Greylock Capital Management President Hans Humes, whose hedge fund helped negotiate Greece’s debt restructuring this year, said an exit from the euro by the nation would have a “domino effect” in Europe.
The system “is too integrated at this point,” said Humes. “The big domino is Greece and then the next one. There’s are a series of decisions that you have to be concerned about and one is the markets saying we want to clear out of country debt and that’s not the hedge funds, that’s the banks here in Europe.”
A euro exit “would be too big of a catastrophe for both sides,” Humes told reporters at the Institute of International Finance meeting in Copenhagen today, where he participated in a panel on sovereign debt crises.
Humes, who was a member of the committee of private bondholders that negotiated Greece’s restructuring with government officials, said Europe needs to restore confidence in the ability of governments to refinance their debt and guarantee deposits to prevent bank runs.

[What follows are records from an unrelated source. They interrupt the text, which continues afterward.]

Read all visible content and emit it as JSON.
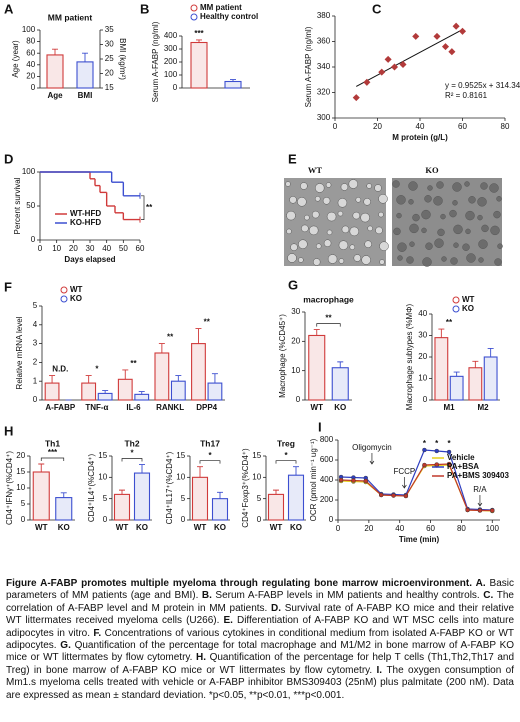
{
  "panels": {
    "A": {
      "letter": "A",
      "title": "MM patient",
      "ylabel": "Age (year)",
      "y2label": "BMI (kg/m²)",
      "ylim": [
        0,
        100
      ],
      "yticks": [
        0,
        20,
        40,
        60,
        80,
        100
      ],
      "y2lim": [
        15,
        35
      ],
      "y2ticks": [
        15,
        20,
        25,
        30,
        35
      ],
      "categories": [
        "Age",
        "BMI"
      ],
      "series": [
        {
          "color": "#d03a3a",
          "values": [
            57,
            null
          ],
          "errors": [
            10,
            null
          ]
        },
        {
          "color": "#3c4fd0",
          "axis": "y2",
          "values": [
            null,
            24
          ],
          "errors": [
            null,
            3
          ]
        }
      ]
    },
    "B": {
      "letter": "B",
      "ylabel": "Serum A-FABP (ng/ml)",
      "ylim": [
        0,
        400
      ],
      "yticks": [
        0,
        100,
        200,
        300,
        400
      ],
      "categories": [
        null,
        null
      ],
      "series": [
        {
          "name": "MM patient",
          "color": "#d03a3a",
          "values": [
            350,
            null
          ],
          "errors": [
            20,
            null
          ]
        },
        {
          "name": "Healthy control",
          "color": "#3c4fd0",
          "values": [
            null,
            50
          ],
          "errors": [
            null,
            15
          ]
        }
      ],
      "annotations": [
        "***",
        null
      ]
    },
    "C": {
      "letter": "C",
      "ylabel": "Serum A-FABP (ng/ml)",
      "xlabel": "M protein (g/L)",
      "xlim": [
        0,
        80
      ],
      "xticks": [
        0,
        20,
        40,
        60,
        80
      ],
      "ylim": [
        300,
        380
      ],
      "yticks": [
        300,
        320,
        340,
        360,
        380
      ],
      "color": "#b23a3a",
      "x": [
        10,
        15,
        22,
        25,
        28,
        32,
        38,
        48,
        52,
        55,
        57,
        60
      ],
      "y": [
        316,
        328,
        336,
        346,
        340,
        342,
        364,
        364,
        356,
        352,
        372,
        368
      ],
      "equation": "y = 0.9525x + 314.34",
      "r2": "R² = 0.8161"
    },
    "D": {
      "letter": "D",
      "ylabel": "Percent survival",
      "xlabel": "Days elapsed",
      "xlim": [
        0,
        60
      ],
      "xticks": [
        0,
        10,
        20,
        30,
        40,
        50,
        60
      ],
      "ylim": [
        0,
        100
      ],
      "yticks": [
        0,
        50,
        100
      ],
      "annotation": "**",
      "series": [
        {
          "name": "WT-HFD",
          "color": "#d03a3a",
          "x": [
            0,
            30,
            33,
            36,
            40,
            45,
            50,
            60
          ],
          "values": [
            100,
            90,
            80,
            70,
            50,
            40,
            30,
            30
          ]
        },
        {
          "name": "KO-HFD",
          "color": "#3c4fd0",
          "x": [
            0,
            43,
            50,
            60
          ],
          "values": [
            100,
            85,
            65,
            65
          ]
        }
      ]
    },
    "E": {
      "letter": "E",
      "images": [
        "WT",
        "KO"
      ]
    },
    "F": {
      "letter": "F",
      "ylabel": "Relative mRNA level",
      "ylim": [
        0,
        5
      ],
      "yticks": [
        0,
        1,
        2,
        3,
        4,
        5
      ],
      "categories": [
        "A-FABP",
        "TNF-α",
        "IL-6",
        "RANKL",
        "DPP4"
      ],
      "series": [
        {
          "name": "WT",
          "color": "#d03a3a",
          "values": [
            0.9,
            0.9,
            1.1,
            2.5,
            3.0
          ],
          "errors": [
            0.4,
            0.4,
            0.5,
            0.5,
            0.8
          ]
        },
        {
          "name": "KO",
          "color": "#3c4fd0",
          "values": [
            0,
            0.35,
            0.3,
            1.0,
            0.9
          ],
          "errors": [
            0,
            0.15,
            0.15,
            0.3,
            0.5
          ]
        }
      ],
      "annotations": [
        "N.D.",
        "*",
        "**",
        "**",
        "**"
      ]
    },
    "G": {
      "letter": "G",
      "charts": [
        {
          "title": "macrophage",
          "ylabel": "Macrophage (%CD45⁺)",
          "ylim": [
            0,
            30
          ],
          "yticks": [
            0,
            10,
            20,
            30
          ],
          "categories": [
            "WT",
            "KO"
          ],
          "series": [
            {
              "color": "#d03a3a",
              "values": [
                22,
                null
              ],
              "errors": [
                2,
                null
              ]
            },
            {
              "color": "#3c4fd0",
              "values": [
                null,
                11
              ],
              "errors": [
                null,
                2
              ]
            }
          ],
          "annotation": "**"
        },
        {
          "ylabel": "Macrophage subtypes (%MΦ)",
          "ylim": [
            0,
            40
          ],
          "yticks": [
            0,
            10,
            20,
            30,
            40
          ],
          "categories": [
            "M1",
            "M2"
          ],
          "series": [
            {
              "name": "WT",
              "color": "#d03a3a",
              "values": [
                29,
                15
              ],
              "errors": [
                4,
                3
              ]
            },
            {
              "name": "KO",
              "color": "#3c4fd0",
              "values": [
                11,
                20
              ],
              "errors": [
                2,
                4
              ]
            }
          ],
          "annotations": [
            "**",
            null
          ]
        }
      ]
    },
    "H": {
      "letter": "H",
      "charts": [
        {
          "title": "Th1",
          "ylabel": "CD4⁺IFNγ⁺(%CD4⁺)",
          "ylim": [
            0,
            20
          ],
          "yticks": [
            0,
            5,
            10,
            15,
            20
          ],
          "categories": [
            "WT",
            "KO"
          ],
          "series": [
            {
              "color": "#d03a3a",
              "values": [
                15,
                null
              ],
              "errors": [
                2.5,
                null
              ]
            },
            {
              "color": "#3c4fd0",
              "values": [
                null,
                7
              ],
              "errors": [
                null,
                1.5
              ]
            }
          ],
          "annotation": "***"
        },
        {
          "title": "Th2",
          "ylabel": "CD4⁺IL4⁺(%CD4⁺)",
          "ylim": [
            0,
            15
          ],
          "yticks": [
            0,
            5,
            10,
            15
          ],
          "categories": [
            "WT",
            "KO"
          ],
          "series": [
            {
              "color": "#d03a3a",
              "values": [
                6,
                null
              ],
              "errors": [
                1,
                null
              ]
            },
            {
              "color": "#3c4fd0",
              "values": [
                null,
                11
              ],
              "errors": [
                null,
                2
              ]
            }
          ],
          "annotation": "*"
        },
        {
          "title": "Th17",
          "ylabel": "CD4⁺IL17⁺(%CD4⁺)",
          "ylim": [
            0,
            15
          ],
          "yticks": [
            0,
            5,
            10,
            15
          ],
          "categories": [
            "WT",
            "KO"
          ],
          "series": [
            {
              "color": "#d03a3a",
              "values": [
                10,
                null
              ],
              "errors": [
                2.5,
                null
              ]
            },
            {
              "color": "#3c4fd0",
              "values": [
                null,
                5
              ],
              "errors": [
                null,
                1.5
              ]
            }
          ],
          "annotation": "*"
        },
        {
          "title": "Treg",
          "ylabel": "CD4⁺Foxp3⁺(%CD4⁺)",
          "ylim": [
            0,
            15
          ],
          "yticks": [
            0,
            5,
            10,
            15
          ],
          "categories": [
            "WT",
            "KO"
          ],
          "series": [
            {
              "color": "#d03a3a",
              "values": [
                6,
                null
              ],
              "errors": [
                1,
                null
              ]
            },
            {
              "color": "#3c4fd0",
              "values": [
                null,
                10.5
              ],
              "errors": [
                null,
                2
              ]
            }
          ],
          "annotation": "*"
        }
      ]
    },
    "I": {
      "letter": "I",
      "ylabel": "OCR (pmol min⁻¹ ug⁻¹)",
      "xlabel": "Time (min)",
      "xlim": [
        0,
        105
      ],
      "xticks": [
        0,
        20,
        40,
        60,
        80,
        100
      ],
      "ylim": [
        0,
        800
      ],
      "yticks": [
        0,
        200,
        400,
        600,
        800
      ],
      "x": [
        2,
        10,
        18,
        28,
        36,
        44,
        56,
        64,
        72,
        84,
        92,
        100
      ],
      "series": [
        {
          "name": "Vehicle",
          "color": "#e6cf1a",
          "values": [
            390,
            385,
            380,
            250,
            245,
            240,
            540,
            545,
            550,
            100,
            95,
            90
          ]
        },
        {
          "name": "PA+BSA",
          "color": "#2f3fc0",
          "values": [
            430,
            425,
            420,
            260,
            255,
            250,
            700,
            690,
            680,
            110,
            105,
            100
          ]
        },
        {
          "name": "PA+BMS 309403",
          "color": "#c0392b",
          "values": [
            400,
            395,
            390,
            250,
            245,
            240,
            550,
            555,
            560,
            100,
            95,
            95
          ]
        }
      ],
      "annotations": [
        "Oligomycin",
        "FCCP",
        "R/A",
        "*"
      ]
    }
  },
  "caption": {
    "title": "Figure A-FABP promotes multiple myeloma through regulating bone marrow microenvironment.",
    "parts": [
      {
        "label": "A.",
        "text": "Basic parameters of MM patients (age and BMI)."
      },
      {
        "label": "B.",
        "text": "Serum A-FABP levels in MM patients and healthy controls."
      },
      {
        "label": "C.",
        "text": "The correlation of A-FABP level and M protein in MM patients."
      },
      {
        "label": "D.",
        "text": "Survival rate of A-FABP KO mice and their relative WT littermates received myeloma cells (U266)."
      },
      {
        "label": "E.",
        "text": "Differentiation of A-FABP KO and WT MSC cells into mature adipocytes in vitro."
      },
      {
        "label": "F.",
        "text": "Concentrations of various cytokines in conditional medium from isolated A-FABP KO or WT adipocytes."
      },
      {
        "label": "G.",
        "text": "Quantification of the percentage for total macrophage and M1/M2 in bone marrow of A-FABP KO mice or WT littermates by flow cytometry."
      },
      {
        "label": "H.",
        "text": "Quantification of the percentage for help T cells (Th1,Th2,Th17 and Treg) in bone marrow of A-FABP KO mice or WT littermates by flow cytometry."
      },
      {
        "label": "I.",
        "text": "The oxygen consumption of Mm1.s myeloma cells treated with vehicle or A-FABP inhibitor BMS309403 (25nM) plus palmitate (200 nM). Data are expressed as mean ± standard deviation."
      }
    ],
    "footer": "*p<0.05, **p<0.01, ***p<0.001."
  }
}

Confidence that economic growth will recover and that bad loans won’t increase will limit the funding needs for Spanish banks, he said.
“What you need is a game-changer on the confidence side, and you also have to backstop the outflows,” said Humes. “It’s probably going to be enough to say we will do something and then take the time to do it. It’s not a set number. It will depend on how bad the crisis is. You’ve got to stop the panic.”